What An Anti-Feminist Looks Like

“She has a problem with the fact that I said that she had a serious health incident and that I thought that would be a bigger part of her personal calculation than most people anticipate. [...] She is antagonistic toward the press, and has a very thin skin. She will abide no criticism. It’s one of the least attractive things we see in Hillary Clinton,” [Karl Rove] continued.
This quote perfectly captures how sexist men treat women in the public arena.

First, note his use of the words "least" "attractive." Sure Rove might say he was "just" referring to a non-physical trait of Clinton's, but in both dictionary and common usage, "attractive" is generally used to suggest something along the lines of sexually or romantically pleasing, or appealing to the senses. Here, Rove notes that her alleged inability to receive criticism is the "least" attractive thing about her - that is, just one of many not attractive things about Clinton.

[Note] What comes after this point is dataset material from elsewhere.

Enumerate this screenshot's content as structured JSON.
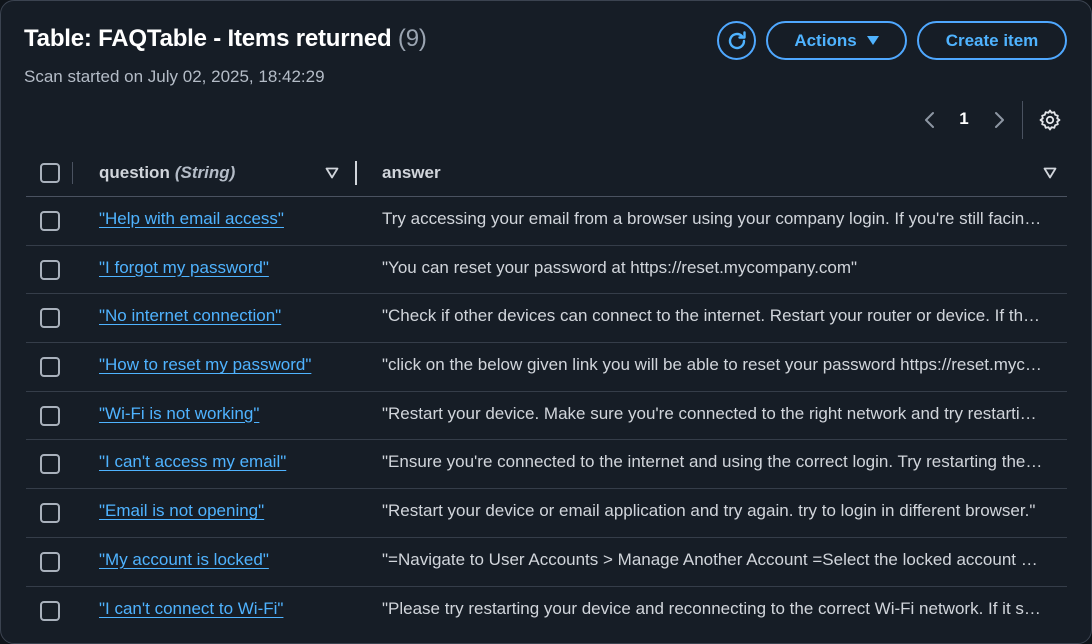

While reasonable people should agree that a person's appearance is irrelevant to their competence in politics, the sexist man holds himself out as objective arbiter of female attractiveness, while himself usually benefitting from the reality that male politicians have less of a history of their appearances being impediments to their careers. Rove himself being a good example of that.

Second, Hillary Clinton receives more vitriol, more hatred, more misogyny, more attacks - by virtue of being a liberal public female figure - than most women (and men) do.  I reckon she has developed a pretty thick skin, actually, contrary to Rove's mansplainy declaration otherwise and, especially as of late, often uses humor to re-direct and counter the misogyny.

When rape threats are the new "normal" for some feminist bloggers, many feminist women are not, actually, the hypersensitive emotional hysterics that sexist men portray us as. Such men know little to nothing about our lives and experiences.

Oftentimes, in fact, reality is the reverse of what sexist men say it is.

Studies show that every time a man claims that a woman has "very thin skin," there are at least 150 men on the Internet taking Very Serious Offense to a woman gently telling them that something they said was "problematic" (that oft-used word we sometimes use to trivialize -isms because it makes oh-so-sensitive privileged folks feel less threatened in conversations).

I mean, it strikes me as pretty thin-skinned that so many men cannot participate in conversations about gender with women without  falsely suggesting they're being clobbered, killed, and attacked by women who are merely disagreeing with them.  

They can abide no criticism. Especially not from women.